Accounting Treatment: Current assets, including cash and cash equivalents, short-term investments, accounts receivable, inventories, and other current assets, are typically considered a company’s most liquid assets.
The accounting treatment for these assets involves the proper classification and accurate measurement of the assets on the balance sheet.
The following are the top audit risks associated with current assets:
- Misclassification of assets – Classifying an asset as current when it should be long-term or vice versa can significantly impact the financial statements.
- Overstatement of accounts receivable – Overstating accounts receivable results in an increase in current assets, which can result in a distorted picture of a company’s financial performance.
- Overstatement of inventories – Overstating inventories can lead to an overstatement of the cost of goods sold, which, in turn, results in an overstatement of net income.
- Underestimation of reserves for bad debts – Underestimating the allowance for doubtful accounts can result in an overstatement of accounts receivable.
- Inadequate documentation – Inadequate documentation can result in incorrect or incomplete information about the assets.
- Fraudulent activities – Fraudulent activities, such as misrepresentation of sales or misappropriation of assets, can impact the accuracy of current assets.
- Inadequate internal controls – Inadequate internal controls can increase the risk of errors or fraud in current asset accounts.
- Unsupported transactions – Unsupported transactions can result in incorrect or incomplete information about the assets.
- Inaccurate measurement – Inaccurate measurement of current assets can result in a distorted picture of a company’s financial performance.
- Lack of segregation of duties – Lack of segregation of duties can increase the risk of errors or fraud in current asset accounts.
The following are the key audit assertions related to current assets:
- Existence – The assets exist and are properly recorded on the balance sheet.
- Completeness – All current assets are included in the financial statements.
- Valuation – The assets are valued accurately and in accordance with accounting standards.
- Rights and obligations – The company has the right to the assets and the liabilities are accurately recorded.
- Presentation and disclosure – The assets are presented and disclosed in accordance with accounting standards.
Walkthrough testing involves the auditor reviewing the company’s processes and controls related to current assets. This helps the auditor to gain an understanding of how the assets are recorded and controlled and identify any areas of weakness.
Test of Control:
Test of control involves the auditor testing the effectiveness of the company’s internal controls related to current assets. This includes testing controls such as segregation of duties, authorization, and documentation.
Substantive Audit Procedures
Substantive audit procedures are detailed and thorough tests performed by auditors to obtain sufficient evidence to support the financial statements. These procedures are designed to detect material misstatements in the financial statements and to provide a reasonable basis for the auditor to express an opinion on the financial statements.
The following are some common substantive audit procedures for current assets and other current assets:
- Review of the client’s accounting policies and procedures for current assets and other current assets. This includes understanding the client’s methodology for valuing, classifying, and recording current assets and other current assets in their financial statements.
- Analytical review of the balances of current assets and other current assets. This includes comparing the current year’s balances to the prior year’s balances, industry benchmarks, and other relevant information.

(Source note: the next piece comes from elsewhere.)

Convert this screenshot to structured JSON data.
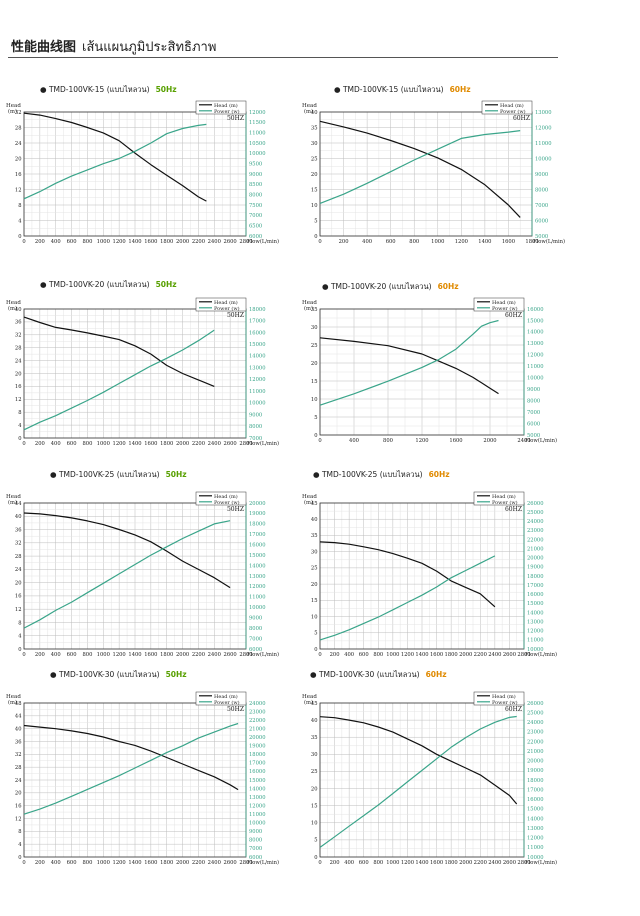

- Inspection of physical assets, such as inventory and cash. This includes observing the client’s inventory counting procedures and reviewing bank statements and other supporting documentation for cash transactions.
- Testing of the client’s internal controls over current assets and other current assets. This includes reviewing the client’s segregation of duties, approvals, and authorizations for transactions related to current assets and other current assets.
- Confirmation of balances with third parties, such as customers and suppliers. This includes requesting confirmations from customers and suppliers to verify the accuracy of accounts receivable and accounts payable balances, respectively.
- Review of transactions in detail, such as purchases and sales. This includes reviewing the client’s documentation, such as invoices, purchase orders, and bank statements, to verify the accuracy and completeness of transactions.
- Tests of detailed balances, such as accounts receivable and accounts payable. This includes performing a detailed audit of the client’s accounts receivable and accounts payable to verify that all transactions are recorded accurately and that there are no unrecorded transactions.
- Review of adjusting entries. This includes reviewing the client’s adjusting entries for accuracy and ensuring that the client’s accounting policies are consistent with Generally Accepted Accounting Principles (GAAP).
- Recalculation of balances, such as inventory and prepaid expenses. This includes recalculating the client’s inventory and prepaid expenses to verify the accuracy of the client’s balances.
- Review of aging reports, such as accounts receivable and accounts payable aging reports. This includes reviewing the client’s aging reports to verify that all transactions are recorded accurately and that the client’s aging reports are consistent with GAAP.